Não é a primeira vez que a desembargadora se envolve em polêmicas. Marise Medeiros Cavalcanti Chamberlain é vice-presidente do Tribunal Regional do Trabalho da 17ª Região (TRT-ES) e atualmente está proibida de exercer a presidência da Corte ou qualquer outro cargo de direção, com exceção da própria vice-presidência.
Chamberlain é alvo de investigação no Conselho Nacional de Justiça (CNJ) por má conduta e falta de urbanidade, após publicar mensagens agressivas e com viés político-partidário em um grupo de WhatsApp integrado por outros magistrados da Justiça do Trabalho.

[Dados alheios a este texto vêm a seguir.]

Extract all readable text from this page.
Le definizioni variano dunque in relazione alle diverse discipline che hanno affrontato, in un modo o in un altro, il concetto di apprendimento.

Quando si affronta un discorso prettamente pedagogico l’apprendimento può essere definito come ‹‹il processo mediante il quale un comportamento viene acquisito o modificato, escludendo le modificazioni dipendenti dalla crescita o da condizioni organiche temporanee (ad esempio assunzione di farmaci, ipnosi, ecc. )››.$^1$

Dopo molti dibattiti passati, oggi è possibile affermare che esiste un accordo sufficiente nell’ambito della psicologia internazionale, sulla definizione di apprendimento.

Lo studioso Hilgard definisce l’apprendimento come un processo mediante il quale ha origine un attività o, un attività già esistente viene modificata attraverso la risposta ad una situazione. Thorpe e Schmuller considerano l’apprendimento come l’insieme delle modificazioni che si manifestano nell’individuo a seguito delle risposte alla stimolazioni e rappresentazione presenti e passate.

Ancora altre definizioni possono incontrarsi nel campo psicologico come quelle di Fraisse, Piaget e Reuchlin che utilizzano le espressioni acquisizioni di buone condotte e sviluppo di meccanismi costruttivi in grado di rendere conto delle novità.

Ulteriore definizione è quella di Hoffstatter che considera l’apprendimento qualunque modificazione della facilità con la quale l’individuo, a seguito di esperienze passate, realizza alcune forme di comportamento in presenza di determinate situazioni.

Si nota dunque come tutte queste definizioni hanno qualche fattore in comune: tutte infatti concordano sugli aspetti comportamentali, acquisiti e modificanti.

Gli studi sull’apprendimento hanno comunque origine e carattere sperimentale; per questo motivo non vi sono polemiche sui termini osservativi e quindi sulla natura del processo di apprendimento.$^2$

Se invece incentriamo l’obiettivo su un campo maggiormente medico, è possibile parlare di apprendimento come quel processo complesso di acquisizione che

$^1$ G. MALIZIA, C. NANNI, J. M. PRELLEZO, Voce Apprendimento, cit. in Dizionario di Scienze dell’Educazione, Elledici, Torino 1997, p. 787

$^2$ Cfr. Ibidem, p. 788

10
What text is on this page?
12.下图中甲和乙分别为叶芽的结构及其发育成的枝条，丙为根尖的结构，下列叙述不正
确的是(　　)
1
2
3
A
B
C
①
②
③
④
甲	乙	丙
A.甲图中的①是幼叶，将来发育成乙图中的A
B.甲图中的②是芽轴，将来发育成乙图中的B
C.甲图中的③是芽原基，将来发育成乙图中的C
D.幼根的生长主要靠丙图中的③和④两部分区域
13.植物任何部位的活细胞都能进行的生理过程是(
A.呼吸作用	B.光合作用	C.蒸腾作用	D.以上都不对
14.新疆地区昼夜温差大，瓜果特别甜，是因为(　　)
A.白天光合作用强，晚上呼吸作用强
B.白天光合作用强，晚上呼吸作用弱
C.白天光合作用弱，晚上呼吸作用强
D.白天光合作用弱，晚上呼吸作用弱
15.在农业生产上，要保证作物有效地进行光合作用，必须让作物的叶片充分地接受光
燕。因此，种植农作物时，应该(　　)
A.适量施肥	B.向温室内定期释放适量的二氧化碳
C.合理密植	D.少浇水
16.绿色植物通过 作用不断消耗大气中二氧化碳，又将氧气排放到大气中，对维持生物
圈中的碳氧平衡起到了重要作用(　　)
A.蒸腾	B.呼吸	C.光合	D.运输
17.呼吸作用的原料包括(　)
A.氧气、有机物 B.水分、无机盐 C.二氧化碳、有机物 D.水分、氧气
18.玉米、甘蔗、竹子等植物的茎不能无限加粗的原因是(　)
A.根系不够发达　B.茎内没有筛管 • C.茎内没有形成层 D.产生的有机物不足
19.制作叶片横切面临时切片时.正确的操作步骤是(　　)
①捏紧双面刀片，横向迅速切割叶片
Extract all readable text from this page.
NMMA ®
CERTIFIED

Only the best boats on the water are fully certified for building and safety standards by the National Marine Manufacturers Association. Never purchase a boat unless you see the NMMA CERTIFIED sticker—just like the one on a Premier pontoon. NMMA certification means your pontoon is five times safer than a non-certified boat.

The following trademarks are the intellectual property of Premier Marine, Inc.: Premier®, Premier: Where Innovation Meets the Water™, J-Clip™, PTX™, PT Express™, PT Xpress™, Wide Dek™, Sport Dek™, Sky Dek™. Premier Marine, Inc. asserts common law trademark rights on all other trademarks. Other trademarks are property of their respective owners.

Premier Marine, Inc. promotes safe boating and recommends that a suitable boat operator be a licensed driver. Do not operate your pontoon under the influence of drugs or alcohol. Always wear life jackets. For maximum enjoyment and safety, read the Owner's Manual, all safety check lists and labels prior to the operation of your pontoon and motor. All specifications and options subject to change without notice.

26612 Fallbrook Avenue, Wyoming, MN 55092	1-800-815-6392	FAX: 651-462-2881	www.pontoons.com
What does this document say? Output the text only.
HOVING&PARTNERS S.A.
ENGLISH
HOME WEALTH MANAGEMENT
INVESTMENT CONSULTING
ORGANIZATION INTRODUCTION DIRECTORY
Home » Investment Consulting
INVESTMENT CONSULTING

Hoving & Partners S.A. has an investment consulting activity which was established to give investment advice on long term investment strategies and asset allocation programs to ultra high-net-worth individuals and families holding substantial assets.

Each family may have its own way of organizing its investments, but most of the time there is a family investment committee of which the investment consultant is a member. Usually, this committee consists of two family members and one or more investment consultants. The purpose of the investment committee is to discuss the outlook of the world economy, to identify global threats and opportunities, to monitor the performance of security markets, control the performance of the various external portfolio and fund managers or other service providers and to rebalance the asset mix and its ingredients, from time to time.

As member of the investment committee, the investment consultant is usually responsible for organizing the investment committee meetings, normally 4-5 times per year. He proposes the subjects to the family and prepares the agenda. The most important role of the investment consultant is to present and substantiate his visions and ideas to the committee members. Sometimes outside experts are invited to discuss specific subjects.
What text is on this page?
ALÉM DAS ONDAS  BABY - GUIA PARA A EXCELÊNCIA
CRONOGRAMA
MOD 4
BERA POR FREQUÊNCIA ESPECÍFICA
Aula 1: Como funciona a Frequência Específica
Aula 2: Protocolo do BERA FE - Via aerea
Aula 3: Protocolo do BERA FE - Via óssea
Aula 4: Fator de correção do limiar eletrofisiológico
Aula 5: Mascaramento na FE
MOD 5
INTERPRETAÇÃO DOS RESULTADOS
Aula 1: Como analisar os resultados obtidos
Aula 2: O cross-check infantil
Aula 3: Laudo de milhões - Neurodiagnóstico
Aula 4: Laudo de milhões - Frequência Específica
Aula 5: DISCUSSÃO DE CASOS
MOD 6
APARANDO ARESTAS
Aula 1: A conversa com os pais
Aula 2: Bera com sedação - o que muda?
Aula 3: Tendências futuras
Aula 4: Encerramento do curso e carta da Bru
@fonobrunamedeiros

Durante as discussões no aplicativo de mensagens, a desembargadora chamou um colega de "gentalha" e avisou: "Quando eu for presidente do Tribunal, menina, a direita já tratorou a esquerda toda".
A vedação ao exercício de cargos de liderança foi imposta pelo CNJ no âmbito de um Processo Administrativo Disciplinar (PAD) e permanece válida até que o mérito do PAD seja julgado de forma definitiva.